Panayiotis D. Korfiatis et al. (2010) presented a computer aided scheme for quantification of interstitial pneumonia (IP) patterns. They used to differentiate three types of lung tissue patterns; normal, ground glass and reticular. To identify diseased areas attached to lung borders which may not be included in subsequent texture analysis, they employed Lung field segmentation data pre-processing as additional step. The below are the techniques used by them to classify the patterns. They achieved lung field segmentation using 3-D automated gray-level thresholding combined with an edge-highlighting wavelet preprocessing step, and then perform texture-based border refinement step. They used vessel-tree segmentation method utilizing an unsupervised thresholding of responses produced by a 3-D multiscale enhancement filtering of vessels tubular structure. The identified vessel tree volume is removed from LF, to obtain the LP volume. They used Gray-Level Co-occurrence Features to analyze the spatial distribution of gray levels in the image. They were calculated 130 features per volume of interest. They employed stepwise discriminant analysis (SDA) technique to reduce the dimensions of feature vector. They used K-NN classifier to classify the lung tissue patterns with Euclidean distance computed between normalized feature vectors. They used CT scan lung images from patients affected with IP built at the University Hospital of Patras, Greece. They used 13 CT scans corresponding to four normal patients and ten patients diagnosed with IP. They have evaluated in identifying and characterizing ground glass and reticular patterns by means of volume overlap (ground glass: 0.734 Â± 0.057, reticular: 0.815 Â± 0.037) on five Multidetector CT (MDCT) scans.
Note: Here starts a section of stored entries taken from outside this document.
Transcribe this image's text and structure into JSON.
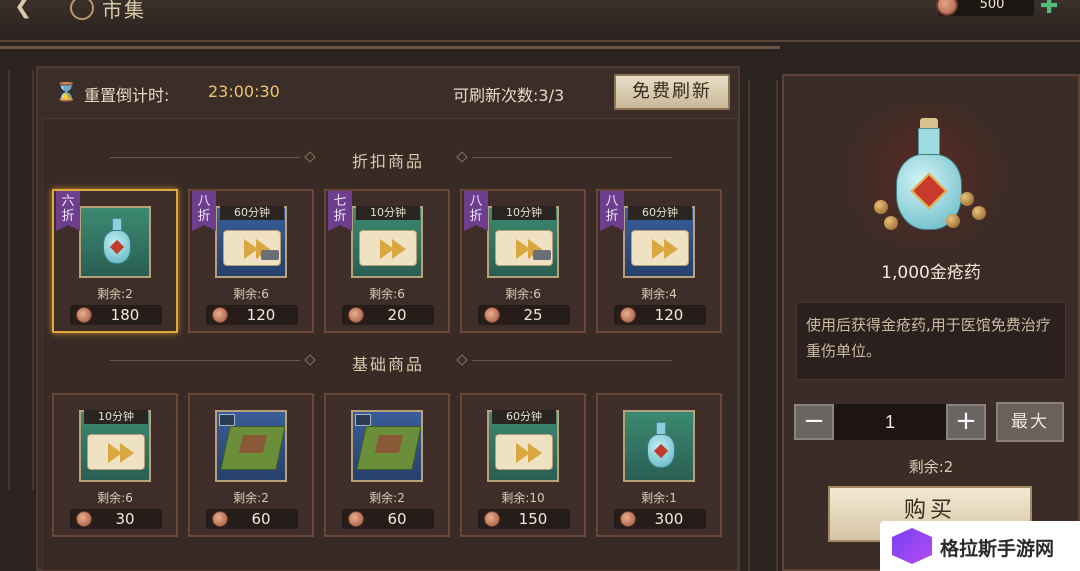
{
  "header": {
    "title": "市集",
    "coin_amount": "500"
  },
  "shop": {
    "timer_label": "重置倒计时:",
    "timer_value": "23:00:30",
    "refresh_label": "可刷新次数:3/3",
    "refresh_button": "免费刷新"
  },
  "sections": {
    "discount_title": "折扣商品",
    "basic_title": "基础商品"
  },
  "discount_items": [
    {
      "discount": "六折",
      "timer": "",
      "icon": "bottle-icon",
      "stock": "剩余:2",
      "price": "180"
    },
    {
      "discount": "八折",
      "timer": "60分钟",
      "icon": "scroll-hammer-icon",
      "stock": "剩余:6",
      "price": "120"
    },
    {
      "discount": "七折",
      "timer": "10分钟",
      "icon": "scroll-icon",
      "stock": "剩余:6",
      "price": "20"
    },
    {
      "discount": "八折",
      "timer": "10分钟",
      "icon": "scroll-hammer-icon",
      "stock": "剩余:6",
      "price": "25"
    },
    {
      "discount": "八折",
      "timer": "60分钟",
      "icon": "scroll-icon",
      "stock": "剩余:4",
      "price": "120"
    }
  ],
  "basic_items": [
    {
      "timer": "10分钟",
      "icon": "scroll-icon",
      "stock": "剩余:6",
      "price": "30"
    },
    {
      "timer": "",
      "icon": "land-tile-icon",
      "stock": "剩余:2",
      "price": "60"
    },
    {
      "timer": "",
      "icon": "farm-tile-icon",
      "stock": "剩余:2",
      "price": "60"
    },
    {
      "timer": "60分钟",
      "icon": "scroll-icon",
      "stock": "剩余:10",
      "price": "150"
    },
    {
      "timer": "",
      "icon": "bottle-icon",
      "stock": "剩余:1",
      "price": "300"
    }
  ],
  "detail": {
    "item_name": "1,000金疮药",
    "description": "使用后获得金疮药,用于医馆免费治疗重伤单位。",
    "quantity": "1",
    "minus": "−",
    "plus": "+",
    "max_button": "最大",
    "stock": "剩余:2",
    "buy_button": "购买"
  },
  "watermark": "格拉斯手游网",
  "colors": {
    "accent_gold": "#f0c36a",
    "selected_border": "#e0a93c",
    "discount_badge": "#6e3f8f"
  }
}
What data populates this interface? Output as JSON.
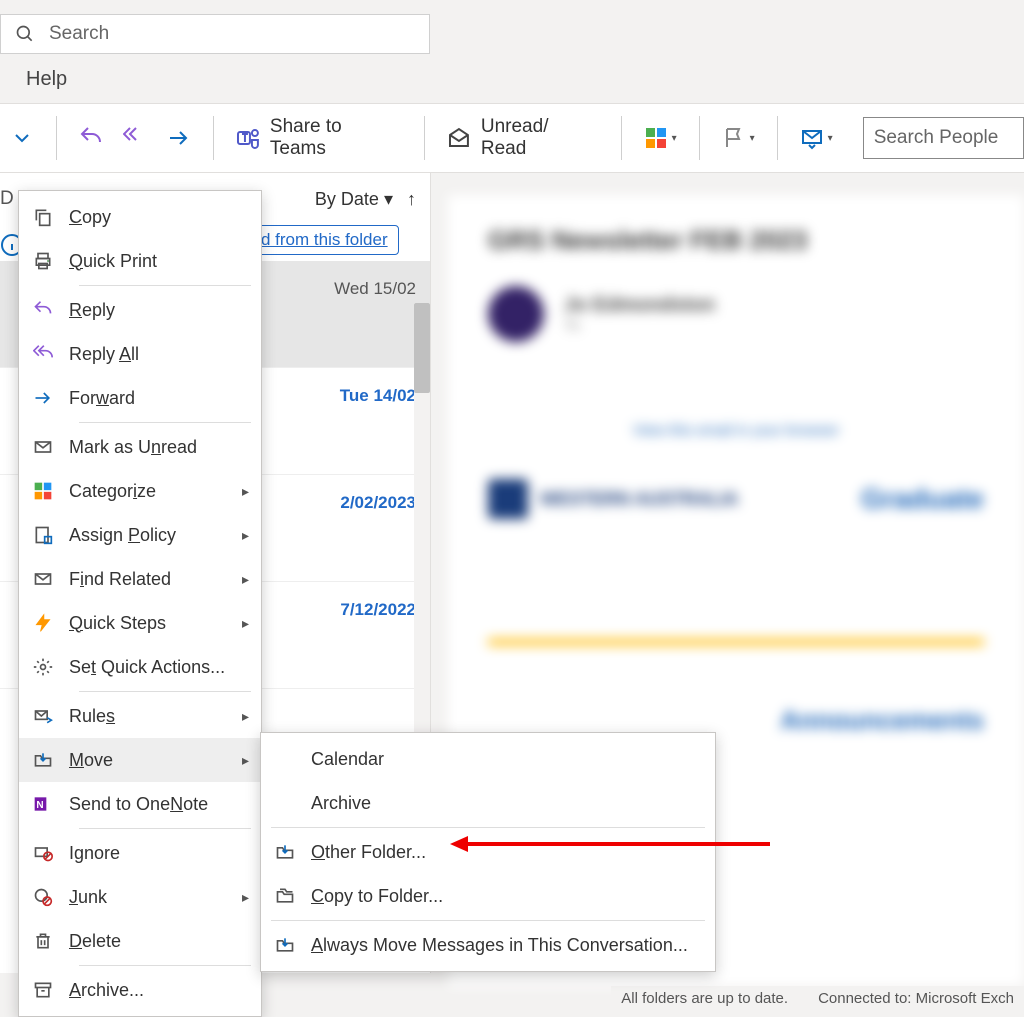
{
  "search": {
    "placeholder": "Search",
    "people_placeholder": "Search People"
  },
  "menubar": {
    "help": "Help"
  },
  "ribbon": {
    "share_to_teams": "Share to Teams",
    "unread_read": "Unread/ Read"
  },
  "list": {
    "sort_label": "By Date",
    "unread_link": "d from this folder",
    "rows": [
      {
        "date": "Wed 15/02",
        "selected": true
      },
      {
        "date": "Tue 14/02",
        "selected": false
      },
      {
        "date": "2/02/2023",
        "selected": false
      },
      {
        "date": "7/12/2022",
        "selected": false
      }
    ]
  },
  "preview": {
    "subject": "GRS Newsletter FEB 2023",
    "from": "Jo Edmondston",
    "banner_hint": "View this email in your browser",
    "org": "WESTERN AUSTRALIA",
    "right_text": "Graduate",
    "section": "Announcements"
  },
  "context_menu": {
    "copy": "Copy",
    "quick_print": "Quick Print",
    "reply": "Reply",
    "reply_all": "Reply All",
    "forward": "Forward",
    "mark_unread": "Mark as Unread",
    "categorize": "Categorize",
    "assign_policy": "Assign Policy",
    "find_related": "Find Related",
    "quick_steps": "Quick Steps",
    "set_quick_actions": "Set Quick Actions...",
    "rules": "Rules",
    "move": "Move",
    "send_onenote": "Send to OneNote",
    "ignore": "Ignore",
    "junk": "Junk",
    "delete": "Delete",
    "archive": "Archive..."
  },
  "move_submenu": {
    "calendar": "Calendar",
    "archive": "Archive",
    "other_folder": "Other Folder...",
    "copy_to_folder": "Copy to Folder...",
    "always_move": "Always Move Messages in This Conversation..."
  },
  "status": {
    "folders": "All folders are up to date.",
    "connected": "Connected to: Microsoft Exch"
  }
}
Elizabeth et al. (2009) proposed a computer aided detection system for the detection of bronchiectasis from computed tomography images of chest. They have collected CT images of the chest and images were denoised using wiener filter. Optimal thresholding method is used for segmentation of lung parenchyma. They have used gray level co-occurrence matrix to construct feature vectors. They used the Mahalanobis distance measure and Probabilistic Neural Network for classificaton task and compared the performance of the system using both techniques. They used one image database which consists of 1500 CT images of the chest that includes 168 CT images affected by bronchiectasis, 159 normal CT images, and the remaining CT images affected by other lung disorders. Their proposed approach gave higher efficiency with probabilistic neural network to classify the images as diseased or not.

Elizabeth et al. (2012) proposed a novel segmentation approach for improving diagnostic accuracy of CAD Systems for detecting Lung cancer from chest computed tomography images. They used an optimal thresholding technique and operations based on convex edge and centroid properties of the lung region for segmentation of lung tissue in a CAD system to detect lung cancer from chest computed tomography images. They have used gray level co-occurrence matrix to construct feature vectors. They used the Probabilistic Neural Network for classificaton task. The performance of the CAD system was tested using 20 images with peripherally placed PBR, 80 images with internally placed PBR, and 100 normal lung images. The CAD system that uses optimal thresholding based solely on grayscale values achieved an accuracy of 88.5%. They have compared the performance of the proposed technique with other techniques. The CAD system that uses optimal thresholding followed by a rolling ball operator achieved an accuracy of 95%, and the CAD System that uses the proposed segmentation technique achieved an even higher accuracy, of 97%. They stated that the lungs can be correctly segmented even in the presence of peripheral pathology bearing regions in their proposed approach.

Comparing with the existing system [1] discussed in the literature, the aim of this proposed work is to optimize the SVM classifier accuracy by automatically (1) estimating the best values of the wavelet parameters. Moreover, as far as we know, no attempt has been made to optimize these wavelet parameters in this field. (2) detecting the best set of discriminative features since the number of features derived from wavelet transform depends on number of decomposition levels. (3) solving the SVM model selection issue (estimating best values of cost and kernel parameter). In order to attain this, the proposed system is derived from an optimization framework based on PSO.

III. SYSTEM ARCHITECTURE

The system design describes the methods of the proposed system in the following sequence: Segmentation, Feature extraction, Multiclass classification with parameters optimization using particle swarm optimization.

Figure 1 depicts the overall system architecture. Each component of the system is described in the following sections.

3.1 SEGMENTATION

Segmentation of the lung regions is a required preliminary step to lung tissue categorization. This process is used to isolate the lung parenchyma from the surrounding structures in the image which decreasing the volume of the data to be analyzed. The input to this process is a JPEG image of chest CT scan of size 512 x 512 pixels. It involves the following steps.

Optimal thresholding

Extraction of lung regions

Elimination of small connected components

Edge detection

Closing mathematical morphology operation

Chest CT Images

Segmentation

Parameter Optimization using PSO

Feature Extraction

Multiclass Classification

Predicted class labels

Figure 1. System Design

3.1.1 Optimal Thresholding

Optimal thresholding is the first step in segmenting the image. A CT image contains two main groups of pixels: high intensity pixels located in the body and low intensity pixels that are in the lung and the surrounding air. Because of this large difference in intensity between these two groups, thresholding leads to a good separation. The method applied here is the optimal thresholding proposed by Hu et al (2001). This iterative procedure computes the value of a threshold so that the two groups of pixels are well separated.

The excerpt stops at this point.